Его отец был крупным чиновником в Вене, и сам Ганс Альберт Ферсте, закончив образование, тоже поступил на государственную службу. После оккупации Австрии его арестовали вместе с отцом, и он долгие годы скитался, по тюрьмам, пока наконец не осел в Бухенвальде. Ферсте назначили в карцер. Здесь он и остался. Мандрил сделал его уборщиком. В противоположность своему предшественнику, Ферсте никогда не принимал участия в физических насилиях над арестованными. Между ним и Мандрилом не возникло никаких личных отношений.
Ферсте выполнял свою работу безмолвно и послушно. Он жил в карцере, как некая тень. Мандрилу никогда не приходилось его звать, в нужную минуту Ферсте всегда был на месте. Мандрилу ни о чем не надо было заботиться, все всегда было в полном порядке. Так Мандрил за протекшие годы привык к своей тени.
С тех пор как Гефель и Кропинский попали в карцер и у Ферсте наладилось общение с электриком, у служителя карцера возникло желание помочь обоим несчастным. Но что он мог сделать?

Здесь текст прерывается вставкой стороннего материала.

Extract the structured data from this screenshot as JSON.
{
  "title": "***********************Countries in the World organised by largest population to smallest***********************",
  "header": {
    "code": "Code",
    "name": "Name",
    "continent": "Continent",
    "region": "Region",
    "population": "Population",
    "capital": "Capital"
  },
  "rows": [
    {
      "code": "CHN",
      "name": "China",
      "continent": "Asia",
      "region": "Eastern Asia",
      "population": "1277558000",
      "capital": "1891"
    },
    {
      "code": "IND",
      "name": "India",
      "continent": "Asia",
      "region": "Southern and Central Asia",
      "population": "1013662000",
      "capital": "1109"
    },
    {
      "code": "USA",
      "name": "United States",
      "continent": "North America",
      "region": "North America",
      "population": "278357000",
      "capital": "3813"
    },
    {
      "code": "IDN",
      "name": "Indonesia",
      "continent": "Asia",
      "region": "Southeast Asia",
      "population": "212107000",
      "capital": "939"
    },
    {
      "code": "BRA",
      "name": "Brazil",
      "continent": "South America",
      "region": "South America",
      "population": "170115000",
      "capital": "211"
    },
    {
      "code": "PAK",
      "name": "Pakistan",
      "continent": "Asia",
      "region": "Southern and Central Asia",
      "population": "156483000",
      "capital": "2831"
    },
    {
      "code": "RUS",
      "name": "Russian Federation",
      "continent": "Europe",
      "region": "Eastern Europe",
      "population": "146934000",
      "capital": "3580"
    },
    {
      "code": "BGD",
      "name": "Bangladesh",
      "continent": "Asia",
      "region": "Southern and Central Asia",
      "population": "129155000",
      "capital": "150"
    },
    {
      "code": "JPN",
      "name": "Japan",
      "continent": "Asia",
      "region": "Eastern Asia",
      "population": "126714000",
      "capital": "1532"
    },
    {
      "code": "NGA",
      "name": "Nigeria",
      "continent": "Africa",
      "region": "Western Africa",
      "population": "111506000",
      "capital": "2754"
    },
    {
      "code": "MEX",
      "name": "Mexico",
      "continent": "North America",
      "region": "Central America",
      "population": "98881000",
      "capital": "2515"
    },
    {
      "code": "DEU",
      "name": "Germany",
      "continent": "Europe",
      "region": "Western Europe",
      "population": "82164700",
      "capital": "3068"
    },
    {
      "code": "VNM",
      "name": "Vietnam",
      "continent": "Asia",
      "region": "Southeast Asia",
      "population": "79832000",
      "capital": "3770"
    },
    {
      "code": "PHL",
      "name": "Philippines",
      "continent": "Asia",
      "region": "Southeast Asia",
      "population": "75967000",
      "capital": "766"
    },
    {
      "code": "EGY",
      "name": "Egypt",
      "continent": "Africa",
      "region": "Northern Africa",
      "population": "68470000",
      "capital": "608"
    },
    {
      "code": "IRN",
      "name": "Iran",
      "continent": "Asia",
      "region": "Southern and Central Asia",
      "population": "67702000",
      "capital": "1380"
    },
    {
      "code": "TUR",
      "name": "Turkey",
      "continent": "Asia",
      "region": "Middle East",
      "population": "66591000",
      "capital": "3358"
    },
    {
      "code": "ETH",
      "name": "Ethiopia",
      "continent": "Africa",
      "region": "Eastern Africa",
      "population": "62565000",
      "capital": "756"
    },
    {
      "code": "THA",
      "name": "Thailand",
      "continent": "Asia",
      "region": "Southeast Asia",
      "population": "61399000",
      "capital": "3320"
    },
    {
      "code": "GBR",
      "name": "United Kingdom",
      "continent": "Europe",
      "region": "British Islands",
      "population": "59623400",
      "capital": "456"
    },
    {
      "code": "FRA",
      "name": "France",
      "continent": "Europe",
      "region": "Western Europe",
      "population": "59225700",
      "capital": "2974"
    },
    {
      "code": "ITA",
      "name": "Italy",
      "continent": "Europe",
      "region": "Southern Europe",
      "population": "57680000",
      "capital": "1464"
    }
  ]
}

Он знал, что Гефель и Кропинский пока еще не должны были умереть. После пытки столярными тисками Гефель, у которого сделался сильный жар, лежал на мокром и холодном цементном полу камеры. Не только Кропинский, но и Ферсте дрожал от страха, что больной в бреду может выдать тайны, которые он до сих пор так доблестно хранил. Под видом усердной работы Ферсте беспокойно сновал мимо камеры номер пять, где находились Рейнебот, Клуттиг и Мандрил. Они загнали Кропинского в угол и с любопытством склонились над больным, которого тряс лихорадочный озноб.
Гефель бредил.
Места нажима на висках посинели и непомерно распухли. Нижняя челюсть у Гефеля дрожала, как от стужи, зубы выбивали дробь.
Мандрил безучастно стоял рядом и курил. Клуттиг низко нагнулся над несчастным и прислушивался. Разрозненные слова, обрывки фраз слетали с трясущихся губ. То шепот, сбивчивый и горячий, то резкие выкрики.
— Ты… прав… Вальтер… ты… прав…
Гефель стонал, он открывал глаза, всматривался в пустоту и не узнавал ничего вокруг. Он судорожно поднимал руки, и кулаки прыгали у него на груди. Вдруг он закричал:
— Партия здесь… здесь!.. — Тело напряглось, лицо потемнело, Гефель с трудом побрал в себя воздух, и внезапная судорога тут же разрешилась пронзительными воплями — Крааах… я… назову… имена… крааах, краах…
Крики затерялись в дрожащей гортани.
Клуттига охватило неистовое возбуждение.
— Хочет назвать имена! — обрадовался он и, словно надеясь вытрясти их из больного, начал толкать его сапогом. Голова Гефеля конвульсивно дергалась то туда, то сюда, молотившие воздух руки опустились, и Гефель залился плачем, сотрясавшим все тело.